A young woman, Emily Rose (Jennifer Carpenter), was either mentally ill & suffering from Temporal Lobe Epilepsy, or possessed by the devil. Deciding it was the latter, she & her parents agree to treat her condition with a Catholic exorcism, during which she dies. The priest (Tom Wilkinson) is pretty much abandoned to the law by an embarrassed Catholic hierarchy, & it's up to attorney Erin Bruner (Laura Linney) to put Faith on trial to convince a jury that the priest's choice of non-medical treatment does not mean he is culpable in her death.

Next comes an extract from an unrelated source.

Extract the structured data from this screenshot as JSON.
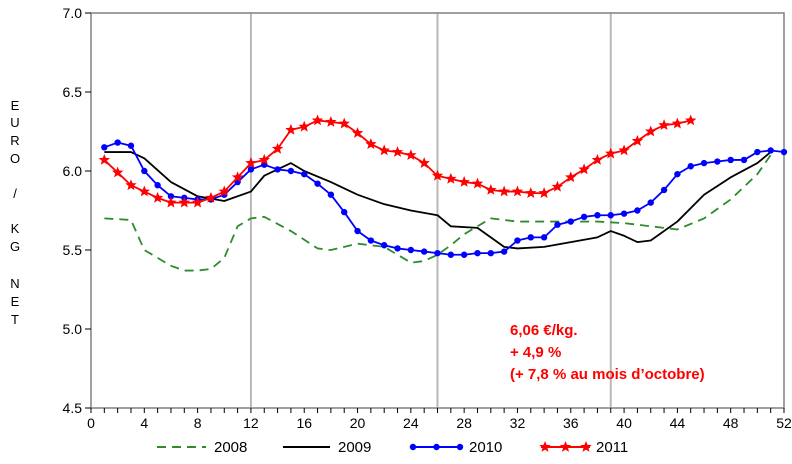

A combination of a courtroom drama & The Exorcist (1974), the supernatural is never quite clear-cut though Emily's madness or possession certainly is ultra-creepy. The priest's attorney has to instill reasonable doubt with the jury, that exorcism was a reasonable choice of treatment; the prosecutor need only explain what Psychosis & Temporal Lobe Epilepsy means.

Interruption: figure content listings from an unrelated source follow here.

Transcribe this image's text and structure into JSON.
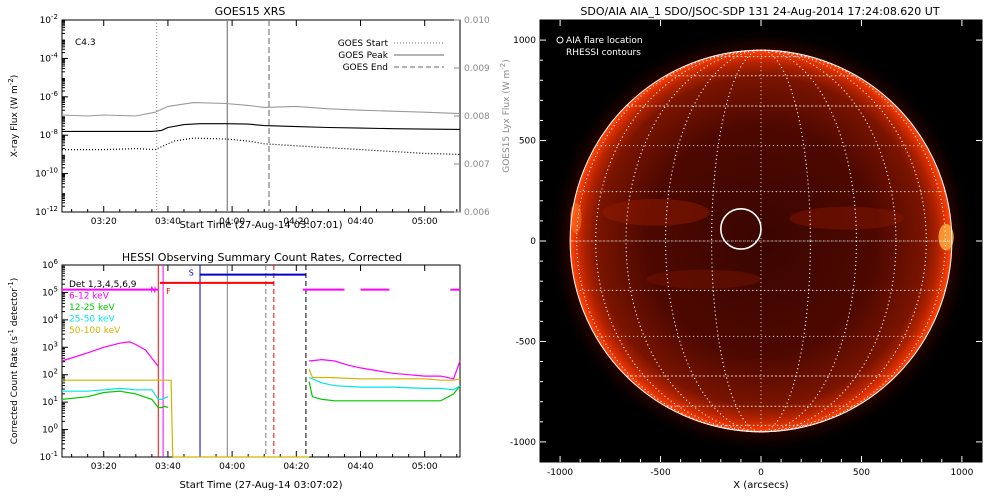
{
  "chart_data": [
    {
      "type": "line",
      "title": "GOES15 XRS",
      "xlabel": "Start Time (27-Aug-14 03:07:01)",
      "ylabel": "X-ray Flux (W m$^{-2}$)",
      "ylabel_display": "X-ray Flux (W m",
      "ylabel_sup": "-2",
      "ylabel_close": ")",
      "y2label_display": "GOES15 Lyx Flux (W m",
      "y2label_sup": "-2",
      "y2label_close": ")",
      "x_tick_labels": [
        "03:20",
        "03:40",
        "04:00",
        "04:20",
        "04:40",
        "05:00"
      ],
      "x_tick_minutes": [
        200,
        220,
        240,
        260,
        280,
        300
      ],
      "xlim_minutes": [
        187,
        311
      ],
      "y_scale": "log",
      "ylim_exp": [
        -12,
        -2
      ],
      "y_tick_base": "10",
      "y_tick_exps": [
        "-12",
        "-10",
        "-8",
        "-6",
        "-4",
        "-2"
      ],
      "y2lim": [
        0.006,
        0.01
      ],
      "y2_tick_labels": [
        "0.006",
        "0.007",
        "0.008",
        "0.009",
        "0.010"
      ],
      "y2_tick_values": [
        0.006,
        0.007,
        0.008,
        0.009,
        0.01
      ],
      "class_label": "C4.3",
      "legend": [
        {
          "name": "GOES Start",
          "style": "dotted"
        },
        {
          "name": "GOES Peak",
          "style": "solid"
        },
        {
          "name": "GOES End",
          "style": "dashed"
        }
      ],
      "markers_minutes": {
        "start": 216.5,
        "peak": 238.5,
        "end": 251.5
      },
      "series": [
        {
          "name": "long",
          "color": "#000000",
          "style": "solid",
          "x": [
            187,
            200,
            210,
            215,
            218,
            220,
            225,
            230,
            238,
            245,
            250,
            260,
            270,
            280,
            290,
            300,
            311
          ],
          "y_exp": [
            -7.8,
            -7.8,
            -7.8,
            -7.8,
            -7.75,
            -7.6,
            -7.45,
            -7.4,
            -7.4,
            -7.42,
            -7.5,
            -7.55,
            -7.6,
            -7.63,
            -7.66,
            -7.68,
            -7.7
          ]
        },
        {
          "name": "lya",
          "color": "#9a9a9a",
          "style": "solid",
          "x": [
            187,
            195,
            200,
            210,
            216,
            220,
            228,
            238,
            245,
            250,
            260,
            270,
            280,
            290,
            300,
            311
          ],
          "y2": [
            0.00802,
            0.008,
            0.00802,
            0.008,
            0.00808,
            0.0082,
            0.00828,
            0.00826,
            0.00822,
            0.00818,
            0.0082,
            0.00815,
            0.00812,
            0.0081,
            0.00808,
            0.00805
          ]
        },
        {
          "name": "short",
          "color": "#000000",
          "style": "dotted",
          "x": [
            187,
            200,
            210,
            216,
            222,
            228,
            238,
            245,
            250,
            260,
            270,
            280,
            290,
            300,
            311
          ],
          "y_exp": [
            -8.75,
            -8.75,
            -8.7,
            -8.75,
            -8.3,
            -8.15,
            -8.2,
            -8.3,
            -8.45,
            -8.55,
            -8.65,
            -8.75,
            -8.85,
            -8.95,
            -9.0
          ]
        }
      ]
    },
    {
      "type": "line",
      "title": "HESSI Observing Summary Count Rates, Corrected",
      "xlabel": "Start Time (27-Aug-14 03:07:02)",
      "ylabel_display": "Corrected Count Rate (s",
      "ylabel_sup": "-1",
      "ylabel_mid": " detector",
      "ylabel_sup2": "-1",
      "ylabel_close": ")",
      "x_tick_labels": [
        "03:20",
        "03:40",
        "04:00",
        "04:20",
        "04:40",
        "05:00"
      ],
      "x_tick_minutes": [
        200,
        220,
        240,
        260,
        280,
        300
      ],
      "xlim_minutes": [
        187,
        311
      ],
      "y_scale": "log",
      "ylim_exp": [
        -1,
        6
      ],
      "y_tick_base": "10",
      "y_tick_exps": [
        "-1",
        "0",
        "1",
        "2",
        "3",
        "4",
        "5",
        "6"
      ],
      "legend": [
        {
          "name": "Det 1,3,4,5,6,9",
          "color": "#000000"
        },
        {
          "name": "6-12 keV",
          "color": "#ff00ff"
        },
        {
          "name": "12-25 keV",
          "color": "#00c800"
        },
        {
          "name": "25-50 keV",
          "color": "#00e5e5"
        },
        {
          "name": "50-100 keV",
          "color": "#d2b400"
        }
      ],
      "flag_labels": {
        "night": "N",
        "flare": "F",
        "saa": "S"
      },
      "flag_bars": [
        {
          "name": "night",
          "color": "#ff00ff",
          "x_start": 187,
          "x_end": 217,
          "y_exp": 5.1
        },
        {
          "name": "night",
          "color": "#ff00ff",
          "x_start": 262,
          "x_end": 275,
          "y_exp": 5.1
        },
        {
          "name": "night",
          "color": "#ff00ff",
          "x_start": 280,
          "x_end": 289,
          "y_exp": 5.1
        },
        {
          "name": "night",
          "color": "#ff00ff",
          "x_start": 308,
          "x_end": 311,
          "y_exp": 5.1
        },
        {
          "name": "flare",
          "color": "#ff0000",
          "x_start": 217.5,
          "x_end": 253,
          "y_exp": 5.35
        },
        {
          "name": "saa",
          "color": "#0000c8",
          "x_start": 230,
          "x_end": 263,
          "y_exp": 5.65
        }
      ],
      "vlines": [
        {
          "x": 217.0,
          "color": "#ff0000",
          "style": "solid"
        },
        {
          "x": 218.5,
          "color": "#ff00ff",
          "style": "solid"
        },
        {
          "x": 230.0,
          "color": "#0000c8",
          "style": "solid"
        },
        {
          "x": 238.5,
          "color": "#808080",
          "style": "solid"
        },
        {
          "x": 250.5,
          "color": "#808080",
          "style": "dashed"
        },
        {
          "x": 253.0,
          "color": "#ff0000",
          "style": "dashed"
        },
        {
          "x": 263.0,
          "color": "#000000",
          "style": "dashed"
        }
      ],
      "series": [
        {
          "name": "6-12 keV",
          "color": "#ff00ff",
          "segments": [
            {
              "x": [
                187,
                195,
                200,
                205,
                208,
                210,
                213,
                215,
                217
              ],
              "y_exp": [
                2.5,
                2.8,
                3.0,
                3.15,
                3.2,
                3.1,
                2.9,
                2.6,
                2.3
              ]
            },
            {
              "x": [
                264,
                268,
                272,
                276,
                280,
                285,
                290,
                295,
                300,
                305,
                309,
                311
              ],
              "y_exp": [
                2.5,
                2.55,
                2.5,
                2.35,
                2.25,
                2.15,
                2.05,
                2.0,
                1.95,
                1.95,
                1.85,
                2.5
              ]
            }
          ]
        },
        {
          "name": "12-25 keV",
          "color": "#00c800",
          "segments": [
            {
              "x": [
                187,
                195,
                200,
                205,
                210,
                215,
                217,
                218,
                219,
                220
              ],
              "y_exp": [
                1.1,
                1.2,
                1.35,
                1.4,
                1.3,
                1.1,
                0.8,
                0.8,
                0.85,
                0.8
              ]
            },
            {
              "x": [
                264,
                265,
                268,
                272,
                280,
                290,
                300,
                305,
                309,
                311
              ],
              "y_exp": [
                1.75,
                1.2,
                1.1,
                1.05,
                1.05,
                1.05,
                1.05,
                1.05,
                1.3,
                1.6
              ]
            }
          ]
        },
        {
          "name": "25-50 keV",
          "color": "#00e5e5",
          "segments": [
            {
              "x": [
                187,
                195,
                200,
                205,
                210,
                215,
                217,
                218,
                220
              ],
              "y_exp": [
                1.4,
                1.4,
                1.45,
                1.5,
                1.45,
                1.45,
                1.1,
                1.1,
                1.2
              ]
            },
            {
              "x": [
                264,
                268,
                272,
                280,
                290,
                300,
                305,
                309,
                311
              ],
              "y_exp": [
                1.9,
                1.7,
                1.6,
                1.55,
                1.55,
                1.5,
                1.5,
                1.45,
                1.6
              ]
            }
          ]
        },
        {
          "name": "50-100 keV",
          "color": "#d2b400",
          "segments": [
            {
              "x": [
                187,
                195,
                200,
                210,
                215,
                217,
                217.5,
                220,
                221,
                221.5
              ],
              "y_exp": [
                1.8,
                1.8,
                1.8,
                1.8,
                1.8,
                1.8,
                1.8,
                1.8,
                1.8,
                -1.0
              ]
            },
            {
              "x": [
                221.5,
                264
              ],
              "y_exp": [
                -1.0,
                -1.0
              ]
            },
            {
              "x": [
                264,
                265,
                270,
                280,
                290,
                300,
                305,
                309,
                311
              ],
              "y_exp": [
                2.2,
                1.9,
                1.9,
                1.85,
                1.85,
                1.85,
                1.8,
                1.8,
                1.85
              ]
            }
          ]
        }
      ]
    },
    {
      "type": "heatmap",
      "title": "SDO/AIA AIA_1 SDO/JSOC-SDP 131 24-Aug-2014 17:24:08.620 UT",
      "xlabel": "X (arcsecs)",
      "ylabel": "",
      "x_tick_labels": [
        "-1000",
        "-500",
        "0",
        "500",
        "1000"
      ],
      "x_tick_values": [
        -1000,
        -500,
        0,
        500,
        1000
      ],
      "y_tick_labels": [
        "-1000",
        "-500",
        "0",
        "500",
        "1000"
      ],
      "y_tick_values": [
        -1000,
        -500,
        0,
        500,
        1000
      ],
      "xlim": [
        -1100,
        1100
      ],
      "ylim": [
        -1100,
        1100
      ],
      "solar_radius_arcsec": 950,
      "grid_spacing_deg": 15,
      "legend": [
        "AIA flare location",
        "RHESSI contours"
      ],
      "flare_location": {
        "x": -100,
        "y": 60,
        "radius_arcsec": 100
      },
      "colors": {
        "background": "#000000",
        "disk": "#6b0b00",
        "limb": "#ff3000",
        "grid": "#ffffff",
        "text": "#ffffff"
      }
    }
  ]
}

The courtroom stuff dominates & is a mite dull unless a viewer is inherently intrigued by Faith itself on trial. The flashbacks to what happened are much more involving but because it never ceases to be ambiguous it never quite works as a horror film.
It's based on the true story of an actual young Bavarian woman who after a few years of being possessed, purportedly, by two spirits including the demonic ghost of Hitler, was indeed accidentally killed during an ill-considered exorcism in 1976. It is very probable that the popularity of The Exorcist & the wave of hysteria it engendered among the faithful helped perpetuate the absurd notion that a woman of twenty suffering from advanced bulemic starvation & pneumonia should be given into the charge of a priest instead of a hospital.
Faith being too often the opiate of the dumbasses, even after the Catholic Church itself declared Anneliese Michel never to have been demon-possessed, those who believe she was too possessed continued to believe it, & to hell with the Pope's opinion.
In real life the parents as well as the priest were put on trial, & despite that the film is a fictionalized version, there seems to have been a desire on everyone's part to do this thing tastefully. It is perhaps a mite too tasteful to be fully entertaining, & the script's inability to take a stand makes it wishywashy. The bulemia & pneumonia of the actual case is not mentioned in the ficitonal version so that the supernatural is a door left at least a little more open than in the historical reality.
The film wants to leave it totally up to the viewer to decide if the exorcist attempted the right thing though the devil won, or whether the young woman should've been taken to the emergency room of the nearest hospital. By refusing to be definitely supernatural fiction, but also refusing to show clearly that her death was unnecessary & the direct result of misguided belief, it has no emotional impact at either end of that scale.
The story is moved to present day America (really British Columbia -- why do Canadian filmmakers insist on pretending everyone's from the United States?) because who cares about Bavarians. It's well acted & beautifully photographed. But the trailer was frankly way better than the movie, as the trailer implied a powerful supernatural story, not a wishywashy courtroom drama.